The Russians talked and dined with NRA representatives, mainly in Moscow, as U.S. presidential candidates vied for the White House. Now U.S. investigators want to know if relationships between the Russian leaders and the nation’s largest gun rights group went beyond vodka toasts and gun factory tours, evolving into another facet of the Kremlin’s broad election-interference operation.
In March, Democratic Rep.
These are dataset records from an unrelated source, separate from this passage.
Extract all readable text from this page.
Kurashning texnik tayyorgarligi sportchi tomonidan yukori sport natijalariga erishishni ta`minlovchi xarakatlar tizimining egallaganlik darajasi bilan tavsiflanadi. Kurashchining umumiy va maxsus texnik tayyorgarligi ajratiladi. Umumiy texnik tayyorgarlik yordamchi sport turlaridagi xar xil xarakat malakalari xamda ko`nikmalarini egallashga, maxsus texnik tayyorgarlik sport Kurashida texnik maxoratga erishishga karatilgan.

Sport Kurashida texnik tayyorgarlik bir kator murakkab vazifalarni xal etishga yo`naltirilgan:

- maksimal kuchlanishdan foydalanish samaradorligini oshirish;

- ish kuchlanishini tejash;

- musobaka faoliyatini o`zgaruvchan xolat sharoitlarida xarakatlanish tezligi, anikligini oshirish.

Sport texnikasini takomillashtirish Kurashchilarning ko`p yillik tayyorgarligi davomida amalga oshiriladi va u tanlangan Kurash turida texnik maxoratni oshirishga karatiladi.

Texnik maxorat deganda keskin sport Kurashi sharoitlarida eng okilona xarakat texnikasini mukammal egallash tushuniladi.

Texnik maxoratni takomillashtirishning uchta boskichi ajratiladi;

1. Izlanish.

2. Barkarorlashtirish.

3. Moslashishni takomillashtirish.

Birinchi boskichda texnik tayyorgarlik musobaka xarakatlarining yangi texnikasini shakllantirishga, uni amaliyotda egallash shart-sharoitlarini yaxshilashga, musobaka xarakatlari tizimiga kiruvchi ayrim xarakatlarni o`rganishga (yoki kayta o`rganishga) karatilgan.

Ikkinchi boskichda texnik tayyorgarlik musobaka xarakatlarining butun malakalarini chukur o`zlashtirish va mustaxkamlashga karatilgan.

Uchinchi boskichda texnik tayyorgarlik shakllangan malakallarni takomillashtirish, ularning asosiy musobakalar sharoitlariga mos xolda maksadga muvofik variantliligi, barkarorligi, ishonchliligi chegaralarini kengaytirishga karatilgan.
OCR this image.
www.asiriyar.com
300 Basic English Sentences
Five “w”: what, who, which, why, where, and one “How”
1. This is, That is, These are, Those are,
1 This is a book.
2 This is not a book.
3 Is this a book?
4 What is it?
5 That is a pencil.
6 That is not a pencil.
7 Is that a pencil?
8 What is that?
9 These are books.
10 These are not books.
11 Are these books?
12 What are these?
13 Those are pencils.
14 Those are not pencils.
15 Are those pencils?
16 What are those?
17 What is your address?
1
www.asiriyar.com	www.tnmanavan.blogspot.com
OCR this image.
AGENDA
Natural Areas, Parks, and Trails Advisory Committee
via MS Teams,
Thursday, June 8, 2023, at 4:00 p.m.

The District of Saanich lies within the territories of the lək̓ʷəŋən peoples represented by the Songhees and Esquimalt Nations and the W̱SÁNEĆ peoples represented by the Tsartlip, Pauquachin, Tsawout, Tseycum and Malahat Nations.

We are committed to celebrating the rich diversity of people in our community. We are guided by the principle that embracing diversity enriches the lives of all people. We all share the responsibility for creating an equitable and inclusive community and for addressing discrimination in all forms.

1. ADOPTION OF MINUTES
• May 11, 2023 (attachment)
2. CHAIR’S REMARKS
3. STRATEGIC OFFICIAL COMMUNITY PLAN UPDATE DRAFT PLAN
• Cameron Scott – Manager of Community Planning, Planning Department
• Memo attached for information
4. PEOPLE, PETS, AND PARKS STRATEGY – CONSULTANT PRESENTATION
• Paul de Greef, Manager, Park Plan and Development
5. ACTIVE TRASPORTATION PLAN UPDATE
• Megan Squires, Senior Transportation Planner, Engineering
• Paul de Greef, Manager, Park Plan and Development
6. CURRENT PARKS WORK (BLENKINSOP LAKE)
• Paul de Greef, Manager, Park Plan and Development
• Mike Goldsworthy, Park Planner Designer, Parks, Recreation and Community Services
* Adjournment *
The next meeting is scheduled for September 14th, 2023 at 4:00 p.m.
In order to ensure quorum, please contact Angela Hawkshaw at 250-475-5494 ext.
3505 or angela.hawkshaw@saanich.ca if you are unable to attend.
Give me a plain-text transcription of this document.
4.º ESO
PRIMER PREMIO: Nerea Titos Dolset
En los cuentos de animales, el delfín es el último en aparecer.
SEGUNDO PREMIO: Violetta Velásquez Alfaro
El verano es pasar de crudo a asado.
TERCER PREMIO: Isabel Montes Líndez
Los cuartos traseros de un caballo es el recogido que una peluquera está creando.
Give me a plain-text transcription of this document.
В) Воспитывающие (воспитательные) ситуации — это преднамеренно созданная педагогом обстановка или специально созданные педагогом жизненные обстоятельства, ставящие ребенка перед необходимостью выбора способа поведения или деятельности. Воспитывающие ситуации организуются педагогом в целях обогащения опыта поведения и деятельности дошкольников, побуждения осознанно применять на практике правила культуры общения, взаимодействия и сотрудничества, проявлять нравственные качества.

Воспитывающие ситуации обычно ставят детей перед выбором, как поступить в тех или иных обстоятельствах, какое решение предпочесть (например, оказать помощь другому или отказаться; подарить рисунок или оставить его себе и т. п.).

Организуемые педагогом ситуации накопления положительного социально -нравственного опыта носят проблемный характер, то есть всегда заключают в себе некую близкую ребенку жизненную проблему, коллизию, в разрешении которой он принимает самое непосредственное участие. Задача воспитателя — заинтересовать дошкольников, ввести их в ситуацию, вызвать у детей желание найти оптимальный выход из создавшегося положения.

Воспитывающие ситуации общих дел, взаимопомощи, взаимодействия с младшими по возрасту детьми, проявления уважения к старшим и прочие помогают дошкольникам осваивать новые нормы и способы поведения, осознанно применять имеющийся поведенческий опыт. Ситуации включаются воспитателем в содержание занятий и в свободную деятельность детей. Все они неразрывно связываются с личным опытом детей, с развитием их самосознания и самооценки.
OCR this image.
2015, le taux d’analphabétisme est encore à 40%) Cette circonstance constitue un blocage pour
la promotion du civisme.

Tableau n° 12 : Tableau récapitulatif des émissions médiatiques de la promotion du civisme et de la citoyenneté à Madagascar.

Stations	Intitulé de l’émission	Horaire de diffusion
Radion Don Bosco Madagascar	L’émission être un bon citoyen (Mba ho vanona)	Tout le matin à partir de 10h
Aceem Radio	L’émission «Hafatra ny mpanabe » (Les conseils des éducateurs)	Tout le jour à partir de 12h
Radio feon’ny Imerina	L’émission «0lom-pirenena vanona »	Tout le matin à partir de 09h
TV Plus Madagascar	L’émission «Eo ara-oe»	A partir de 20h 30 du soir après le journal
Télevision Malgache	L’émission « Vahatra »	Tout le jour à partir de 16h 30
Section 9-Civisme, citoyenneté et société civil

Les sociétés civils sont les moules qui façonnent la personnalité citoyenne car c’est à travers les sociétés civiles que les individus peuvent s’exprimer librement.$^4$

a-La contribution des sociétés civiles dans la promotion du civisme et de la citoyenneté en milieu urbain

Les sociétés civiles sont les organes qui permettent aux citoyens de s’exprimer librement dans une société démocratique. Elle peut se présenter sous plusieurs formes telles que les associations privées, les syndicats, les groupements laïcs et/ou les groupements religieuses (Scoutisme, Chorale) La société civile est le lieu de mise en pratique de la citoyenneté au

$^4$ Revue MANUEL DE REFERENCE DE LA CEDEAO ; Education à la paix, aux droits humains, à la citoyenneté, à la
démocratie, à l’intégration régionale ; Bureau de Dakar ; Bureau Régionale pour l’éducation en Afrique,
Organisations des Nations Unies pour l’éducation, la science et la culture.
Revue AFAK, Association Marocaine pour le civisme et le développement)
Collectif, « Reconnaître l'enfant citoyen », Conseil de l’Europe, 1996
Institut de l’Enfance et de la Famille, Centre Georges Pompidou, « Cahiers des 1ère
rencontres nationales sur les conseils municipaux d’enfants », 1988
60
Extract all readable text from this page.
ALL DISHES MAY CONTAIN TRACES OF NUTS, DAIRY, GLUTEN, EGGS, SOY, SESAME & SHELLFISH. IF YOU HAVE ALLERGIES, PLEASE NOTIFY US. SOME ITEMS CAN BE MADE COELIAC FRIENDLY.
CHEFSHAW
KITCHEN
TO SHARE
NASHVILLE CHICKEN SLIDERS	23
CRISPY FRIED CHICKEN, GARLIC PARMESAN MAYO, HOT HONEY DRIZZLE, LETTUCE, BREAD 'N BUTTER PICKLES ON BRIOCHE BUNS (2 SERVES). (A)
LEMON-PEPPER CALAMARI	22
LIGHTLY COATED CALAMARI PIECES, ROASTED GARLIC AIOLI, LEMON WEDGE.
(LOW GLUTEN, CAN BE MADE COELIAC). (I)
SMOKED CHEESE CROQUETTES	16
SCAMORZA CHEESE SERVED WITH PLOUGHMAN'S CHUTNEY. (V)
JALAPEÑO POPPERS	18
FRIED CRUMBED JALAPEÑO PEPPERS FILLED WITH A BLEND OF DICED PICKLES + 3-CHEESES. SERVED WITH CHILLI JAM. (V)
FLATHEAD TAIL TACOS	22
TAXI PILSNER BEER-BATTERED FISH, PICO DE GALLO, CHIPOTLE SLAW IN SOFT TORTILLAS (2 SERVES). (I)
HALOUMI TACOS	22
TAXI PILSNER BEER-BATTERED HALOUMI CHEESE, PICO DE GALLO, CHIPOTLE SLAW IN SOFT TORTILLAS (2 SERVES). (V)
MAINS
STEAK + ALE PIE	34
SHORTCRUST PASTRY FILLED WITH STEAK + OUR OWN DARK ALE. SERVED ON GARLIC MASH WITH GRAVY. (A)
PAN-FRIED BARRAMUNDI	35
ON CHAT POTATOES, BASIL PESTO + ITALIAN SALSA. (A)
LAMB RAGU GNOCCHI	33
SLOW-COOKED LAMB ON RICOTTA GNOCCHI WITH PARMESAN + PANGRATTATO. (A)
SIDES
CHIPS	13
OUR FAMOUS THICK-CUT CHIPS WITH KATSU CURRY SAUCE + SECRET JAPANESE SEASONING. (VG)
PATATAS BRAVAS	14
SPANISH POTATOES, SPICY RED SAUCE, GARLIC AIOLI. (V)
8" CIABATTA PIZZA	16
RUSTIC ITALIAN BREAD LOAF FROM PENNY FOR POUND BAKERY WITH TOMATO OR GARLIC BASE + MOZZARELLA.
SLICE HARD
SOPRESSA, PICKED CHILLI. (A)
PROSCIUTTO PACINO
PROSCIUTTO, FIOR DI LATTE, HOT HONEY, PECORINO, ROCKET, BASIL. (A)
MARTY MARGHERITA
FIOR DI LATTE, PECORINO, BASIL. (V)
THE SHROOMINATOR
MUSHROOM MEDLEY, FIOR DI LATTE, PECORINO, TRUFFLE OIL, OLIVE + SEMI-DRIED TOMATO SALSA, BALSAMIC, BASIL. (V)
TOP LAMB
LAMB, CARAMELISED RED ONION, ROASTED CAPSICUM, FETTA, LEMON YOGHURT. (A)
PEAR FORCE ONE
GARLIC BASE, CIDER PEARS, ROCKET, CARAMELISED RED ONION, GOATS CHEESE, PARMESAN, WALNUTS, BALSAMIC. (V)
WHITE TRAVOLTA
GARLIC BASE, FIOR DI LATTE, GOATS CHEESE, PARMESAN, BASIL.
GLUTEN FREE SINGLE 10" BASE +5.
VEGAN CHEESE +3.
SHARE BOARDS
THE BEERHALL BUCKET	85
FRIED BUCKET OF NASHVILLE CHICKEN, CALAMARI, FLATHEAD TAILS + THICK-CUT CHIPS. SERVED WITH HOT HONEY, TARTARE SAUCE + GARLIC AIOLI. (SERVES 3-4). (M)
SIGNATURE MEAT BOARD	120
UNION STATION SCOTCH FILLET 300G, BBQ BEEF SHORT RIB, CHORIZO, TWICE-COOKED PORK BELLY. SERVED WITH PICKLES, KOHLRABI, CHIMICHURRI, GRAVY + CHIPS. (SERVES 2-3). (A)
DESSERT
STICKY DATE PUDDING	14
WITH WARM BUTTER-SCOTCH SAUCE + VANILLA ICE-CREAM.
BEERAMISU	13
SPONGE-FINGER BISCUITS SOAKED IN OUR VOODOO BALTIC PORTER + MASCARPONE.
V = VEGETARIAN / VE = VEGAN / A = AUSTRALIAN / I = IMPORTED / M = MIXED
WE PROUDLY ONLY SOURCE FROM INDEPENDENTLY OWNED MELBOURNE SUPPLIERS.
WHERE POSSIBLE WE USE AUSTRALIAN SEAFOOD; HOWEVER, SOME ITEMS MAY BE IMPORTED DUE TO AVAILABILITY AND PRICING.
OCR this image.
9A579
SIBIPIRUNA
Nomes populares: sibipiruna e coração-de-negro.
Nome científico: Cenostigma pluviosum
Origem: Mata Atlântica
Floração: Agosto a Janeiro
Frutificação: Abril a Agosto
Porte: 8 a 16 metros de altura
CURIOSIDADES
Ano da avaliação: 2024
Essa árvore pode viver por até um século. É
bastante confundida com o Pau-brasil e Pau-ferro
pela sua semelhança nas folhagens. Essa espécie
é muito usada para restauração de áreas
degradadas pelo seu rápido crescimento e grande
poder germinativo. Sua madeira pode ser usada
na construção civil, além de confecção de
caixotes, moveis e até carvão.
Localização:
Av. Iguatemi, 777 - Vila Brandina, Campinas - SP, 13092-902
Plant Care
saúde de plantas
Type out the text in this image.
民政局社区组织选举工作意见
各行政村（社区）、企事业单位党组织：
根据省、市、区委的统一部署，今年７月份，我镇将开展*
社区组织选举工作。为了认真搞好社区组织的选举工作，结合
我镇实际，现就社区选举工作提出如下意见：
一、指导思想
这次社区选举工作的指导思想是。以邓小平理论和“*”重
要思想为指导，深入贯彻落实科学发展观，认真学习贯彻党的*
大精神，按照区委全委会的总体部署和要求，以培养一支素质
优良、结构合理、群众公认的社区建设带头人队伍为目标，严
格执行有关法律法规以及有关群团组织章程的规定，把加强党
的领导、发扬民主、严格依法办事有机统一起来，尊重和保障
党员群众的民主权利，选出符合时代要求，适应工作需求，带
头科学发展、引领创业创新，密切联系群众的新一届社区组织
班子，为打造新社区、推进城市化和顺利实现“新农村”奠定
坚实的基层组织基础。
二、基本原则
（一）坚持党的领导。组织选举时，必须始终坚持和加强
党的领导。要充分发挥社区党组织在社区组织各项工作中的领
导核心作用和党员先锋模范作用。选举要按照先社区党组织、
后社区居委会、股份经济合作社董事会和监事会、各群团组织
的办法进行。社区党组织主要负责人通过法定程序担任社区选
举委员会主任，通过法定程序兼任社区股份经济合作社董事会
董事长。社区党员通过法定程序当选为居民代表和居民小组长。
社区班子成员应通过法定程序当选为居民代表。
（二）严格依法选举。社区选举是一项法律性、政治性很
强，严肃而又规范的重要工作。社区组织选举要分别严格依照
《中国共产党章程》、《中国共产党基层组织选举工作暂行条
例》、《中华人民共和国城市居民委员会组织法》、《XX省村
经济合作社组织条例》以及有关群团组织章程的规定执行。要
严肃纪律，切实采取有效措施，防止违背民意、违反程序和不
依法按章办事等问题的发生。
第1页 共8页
Ted Lieu of California noted in a letter to NRA CEO Wayne LaPierre that an NRA delegation met with Rogozin and Rudov during a trip to Russia in December 2015.
Even as the contacts took place, Kremlin cyber operatives were secretly hacking top Democrats’ emails and barraging Americans’ social media accounts with fake news stories aimed at damaging the image of Democratic presidential frontrunner Hillary Clinton and boosting the prospects of Republican Donald Trump.
It is a crime, potentially punishable with prison time, to donate or use foreign money in U.S. election campaigns.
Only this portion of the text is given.